PDF(Pubmed)
Abstract:
Binding of autoantibodies to keratinocyte surface antigens, primarily desmoglein 3 (Dsg3) of the desmosomal complex, leads to the dissociation of cell-cell adhesion in the blistering disorder pemphigus vulgaris (PV). After the initial disassembly of desmosomes, cell-cell adhesions actively remodel in association with the cytoskeleton and focal adhesions. Growing evidence highlights the role of adhesion mechanics and mechanotransduction at cell-cell adhesions in this remodeling process, as their active participation may direct autoimmune pathogenicity. However, a large part of the biophysical transformations after antibody binding remains underexplored. Specifically, it is unclear how tension in desmosomes and cell-cell adhesions changes in response to antibodies, and how the altered tensional states translate to cellular responses. Here, we showed a tension loss at Dsg3 using fluorescence resonance energy transfer (FRET)-based tension sensors, a tension loss at the entire cell-cell adhesion, and a potentially compensatory increase in junctional traction force at cell-extracellular matrix adhesions after PV antibody binding. Further, our data indicate that this tension loss is mediated by the inhibition of RhoA at cell-cell contacts, and the extent of RhoA inhibition may be crucial in determining the severity of pathogenicity among different PV antibodies. More importantly, this tension loss can be partially restored by altering actomyosin based cell contractility. Collectively, these findings provide previously unattainable details in our understanding of the mechanisms that govern cell-cell interactions under physiological and autoimmune conditions, which may open the window to entirely new therapeutics aimed at restoring physiological balance to tension dynamics that regulates the maintenance of cell-cell adhesion.
摘要:
自身抗体与角质形成细胞表面抗原的结合,主要是桥粒复合物的桥粒3(Dsg3),导致寻常性天疱疮(PV)中细胞-细胞粘附的解离。

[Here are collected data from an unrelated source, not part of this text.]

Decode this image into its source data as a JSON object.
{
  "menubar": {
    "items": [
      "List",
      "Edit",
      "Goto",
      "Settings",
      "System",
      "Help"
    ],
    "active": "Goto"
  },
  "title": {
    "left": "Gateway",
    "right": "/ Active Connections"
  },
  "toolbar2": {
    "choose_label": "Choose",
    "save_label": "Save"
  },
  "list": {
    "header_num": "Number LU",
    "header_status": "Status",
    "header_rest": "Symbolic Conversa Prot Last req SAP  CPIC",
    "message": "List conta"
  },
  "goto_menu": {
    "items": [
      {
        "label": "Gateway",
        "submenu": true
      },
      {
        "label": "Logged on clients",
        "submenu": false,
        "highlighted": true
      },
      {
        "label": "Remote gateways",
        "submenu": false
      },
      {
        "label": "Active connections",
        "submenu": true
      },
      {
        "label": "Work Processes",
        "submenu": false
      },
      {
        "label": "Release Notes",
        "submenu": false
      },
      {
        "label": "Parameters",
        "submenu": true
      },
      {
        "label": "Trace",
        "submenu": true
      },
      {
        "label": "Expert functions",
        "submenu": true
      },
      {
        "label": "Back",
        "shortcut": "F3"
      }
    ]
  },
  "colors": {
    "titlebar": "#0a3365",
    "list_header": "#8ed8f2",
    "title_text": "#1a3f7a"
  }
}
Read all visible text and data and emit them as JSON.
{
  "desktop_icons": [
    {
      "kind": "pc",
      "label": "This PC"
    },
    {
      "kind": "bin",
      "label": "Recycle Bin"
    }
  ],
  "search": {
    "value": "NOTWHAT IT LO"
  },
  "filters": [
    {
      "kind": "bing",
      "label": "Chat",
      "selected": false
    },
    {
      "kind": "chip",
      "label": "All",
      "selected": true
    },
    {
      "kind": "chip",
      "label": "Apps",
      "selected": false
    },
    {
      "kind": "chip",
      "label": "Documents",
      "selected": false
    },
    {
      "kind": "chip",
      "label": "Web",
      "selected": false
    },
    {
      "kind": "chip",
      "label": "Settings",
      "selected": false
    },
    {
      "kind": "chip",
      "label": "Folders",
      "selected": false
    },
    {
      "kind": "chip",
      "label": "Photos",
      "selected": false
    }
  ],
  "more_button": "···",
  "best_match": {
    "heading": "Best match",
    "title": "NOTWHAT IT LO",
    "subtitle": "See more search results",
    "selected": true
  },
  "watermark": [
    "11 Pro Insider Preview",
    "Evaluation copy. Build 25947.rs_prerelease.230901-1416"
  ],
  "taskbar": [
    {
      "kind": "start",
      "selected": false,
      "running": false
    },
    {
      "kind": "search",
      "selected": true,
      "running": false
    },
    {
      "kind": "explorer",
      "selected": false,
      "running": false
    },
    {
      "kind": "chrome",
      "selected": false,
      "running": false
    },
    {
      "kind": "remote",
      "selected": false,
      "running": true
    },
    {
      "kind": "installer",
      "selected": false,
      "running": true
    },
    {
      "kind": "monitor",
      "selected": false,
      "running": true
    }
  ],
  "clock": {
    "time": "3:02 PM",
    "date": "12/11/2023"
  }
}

在桥粒最初解体后,与细胞骨架和粘着斑相关的细胞-细胞粘附积极地重塑。越来越多的证据强调了粘附力学和机械转导在细胞-细胞粘附过程中的作用。因为它们的积极参与可能指导自身免疫致病性。然而,抗体结合后的大部分生物物理转化仍未充分开发。具体来说,尚不清楚桥粒和细胞间粘连的张力如何响应抗体而发生变化,以及改变的张力状态如何转化为细胞反应。这里,我们使用基于荧光共振能量转移(FRET)的张力传感器显示了Dsg3的张力损失,整个细胞-细胞粘附的张力损失,PV抗体结合后,细胞-细胞外基质粘连处的连接牵引力可能代偿性增加。Further,我们的数据表明,这种张力损失是由细胞-细胞接触时RhoA的抑制介导的,RhoA抑制的程度对于确定不同PV抗体之间致病性的严重程度可能是至关重要的。更重要的是,这种张力损失可以通过改变基于肌动球蛋白的细胞收缩性来部分恢复。总的来说,这些发现为我们理解在生理和自身免疫条件下控制细胞-细胞相互作用的机制提供了以前无法实现的细节,这可能为旨在恢复生理平衡到调节细胞-细胞粘附维持的张力动力学的全新疗法打开窗口。